Trop peu veulent bien s'en souvenir, mais Doc Gynéco n'a pas toujours été l'affreux molusque affublé de tous clichés qui lui collent aujourd'hui à la peau, ni le triste représentant d'une jeunesse banlieusarde dans les émissions d'un service public affamé de sensation et prompt à instrumentaliser un artiste désireux de s'émanciper et de franchir les frontières que sa musique aurait voulu lui imposer. Mieux, après avoir rafaîchit le rap français dès sa Première Consultation, le Gynéco nous proposait sa propre compilation chez Virgin Rue. Liaisons Dangereuses était audacieux, sombre, désanchanté et riche. Mieux vaudrait ne pas l'oublier.

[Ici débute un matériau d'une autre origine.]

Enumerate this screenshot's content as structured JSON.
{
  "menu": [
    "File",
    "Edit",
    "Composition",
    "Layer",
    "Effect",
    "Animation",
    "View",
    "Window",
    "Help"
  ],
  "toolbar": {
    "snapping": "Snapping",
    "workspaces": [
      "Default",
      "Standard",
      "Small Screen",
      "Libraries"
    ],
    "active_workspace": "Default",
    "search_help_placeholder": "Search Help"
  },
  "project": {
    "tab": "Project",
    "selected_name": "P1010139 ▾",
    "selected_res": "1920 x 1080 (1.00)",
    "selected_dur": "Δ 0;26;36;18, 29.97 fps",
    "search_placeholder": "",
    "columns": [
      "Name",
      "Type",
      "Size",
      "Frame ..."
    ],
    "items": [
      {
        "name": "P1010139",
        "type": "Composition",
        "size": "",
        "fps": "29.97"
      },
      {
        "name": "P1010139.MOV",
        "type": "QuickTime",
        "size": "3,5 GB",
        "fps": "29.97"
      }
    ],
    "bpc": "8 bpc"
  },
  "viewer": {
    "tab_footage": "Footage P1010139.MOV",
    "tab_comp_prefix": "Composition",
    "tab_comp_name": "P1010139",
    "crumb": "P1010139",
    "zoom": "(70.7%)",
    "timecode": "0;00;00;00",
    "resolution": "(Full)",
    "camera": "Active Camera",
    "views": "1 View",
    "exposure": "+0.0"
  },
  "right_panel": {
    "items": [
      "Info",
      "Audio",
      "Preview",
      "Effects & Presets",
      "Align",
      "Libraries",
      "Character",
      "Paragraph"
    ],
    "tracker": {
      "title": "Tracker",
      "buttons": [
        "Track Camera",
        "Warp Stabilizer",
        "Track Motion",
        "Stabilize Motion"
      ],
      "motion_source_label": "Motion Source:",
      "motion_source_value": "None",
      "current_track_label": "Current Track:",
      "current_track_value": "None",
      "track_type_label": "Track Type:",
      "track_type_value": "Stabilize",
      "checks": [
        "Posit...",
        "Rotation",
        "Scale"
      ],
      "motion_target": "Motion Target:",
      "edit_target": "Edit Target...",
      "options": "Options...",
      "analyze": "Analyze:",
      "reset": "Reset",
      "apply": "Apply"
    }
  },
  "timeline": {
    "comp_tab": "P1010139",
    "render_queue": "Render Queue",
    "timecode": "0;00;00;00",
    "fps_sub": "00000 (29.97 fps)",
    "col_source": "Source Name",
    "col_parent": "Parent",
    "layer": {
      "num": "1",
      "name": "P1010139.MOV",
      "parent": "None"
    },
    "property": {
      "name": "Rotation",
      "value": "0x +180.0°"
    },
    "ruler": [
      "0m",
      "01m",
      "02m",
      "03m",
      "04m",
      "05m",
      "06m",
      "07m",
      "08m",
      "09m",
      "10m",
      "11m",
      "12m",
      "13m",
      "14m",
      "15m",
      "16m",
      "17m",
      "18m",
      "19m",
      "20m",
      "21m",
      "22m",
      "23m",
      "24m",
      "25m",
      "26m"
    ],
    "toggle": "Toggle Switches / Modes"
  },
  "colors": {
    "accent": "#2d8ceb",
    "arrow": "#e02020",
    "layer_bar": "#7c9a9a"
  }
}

Les Liaisons Dangereuses, c'est avant tout l'apogée du style de Doc Gynéco. Et même lorsqu'il n'est pas présent parmi les interprètes, chaque track respire la désinvolture de l'hôte de la compilation (qui resemble bien plus à un album qu'à une collection de titres). "Dangereuse liaison" donne la part belle à l'excellente et inattendue rencontre de Calbo (Ärsenik) et de Rockin' Squat (Assassin), tandis que "Janis" constitue le premier fait d'arme du virulent MC Jean Gab'1, bien mis en scelle par Gynéco. Les combinaisons sont plus ou moins risquées, mais toutes fonctionnent et nous transportent dans un ensemble à l'âme vaguement nostalgique, et doucement contestataire. Le Secteur Ä s'en tire évidemment avec une présence majeure, et se frotte astucieusement à d'autres écoles du rap français. C'est ainsi que la Mafia Trece apparaît à plusieurs reprises (dont la belle préstation d'Aspeak sur un "Menuet de qualité).
Si les invités sont à la hauteur de l'évènement, force reste de constater que Doc Gynéco, malgré une présence toute relative, garde la main mise sur ce projet ambitieux, et s'offre quelques plaisirs personnel non moins osés. Il se fait badin sur "L'Or et la Soie" (avec La Clinique), puis convie Catherine Ringer sur l'aigü "Paranoïa". Liaison dangereuse, et surprenante. Voilà qui colle diablement aux titres sur lesquels Gynéco joue la carte de l'insolite avec une facilité dérisoire. C'est bien sur le constat qui succède à l'écoute du superbe trio entre le Doc, Calbo (décidémment très présent et efficace) et la surprise du chef, Renaud (qui reprend son pamphlet adressé vingt ans avant à une société française qu'il répugne). L'opus se termine une touche mythique, ou le duo incensé entre Gynéco et Bernard Tapie, pour le pies-de-nez "C'est beau la vie" (notez d'ailleurs la finale tout en reserve et en envolée contenue de notre "Nanard" national, qu'on sent prêt à lâcher la pression à tout moment !).
Décidément très inspiré, Doc Gynéco s'offre avec cet opus un grand moment de musique, rempli de titres mémorables. Plus fort encore, il flirte avec les influences venues d'ailleurs et joue sur la corde sensible sur la perle "L'homme qui ne valait pas dix centimes". Pour tous ceux qui l'ont connu au moment de sa sortie, mais aussi pour les curieux qui décideront de le découvrir aujourd'hui, cet album hybride, peut-être plus personnel qu'un solo, restera comme la meilleure livraison du Doc. Plus abouti et plus mûr que son premier album, Liaisons Dangereuses aurait du marquer les esprits. Malheureusement, beaucoup ont préféré se formaliser sur la personnalité controversée de son auteur. Tant pis pour eux.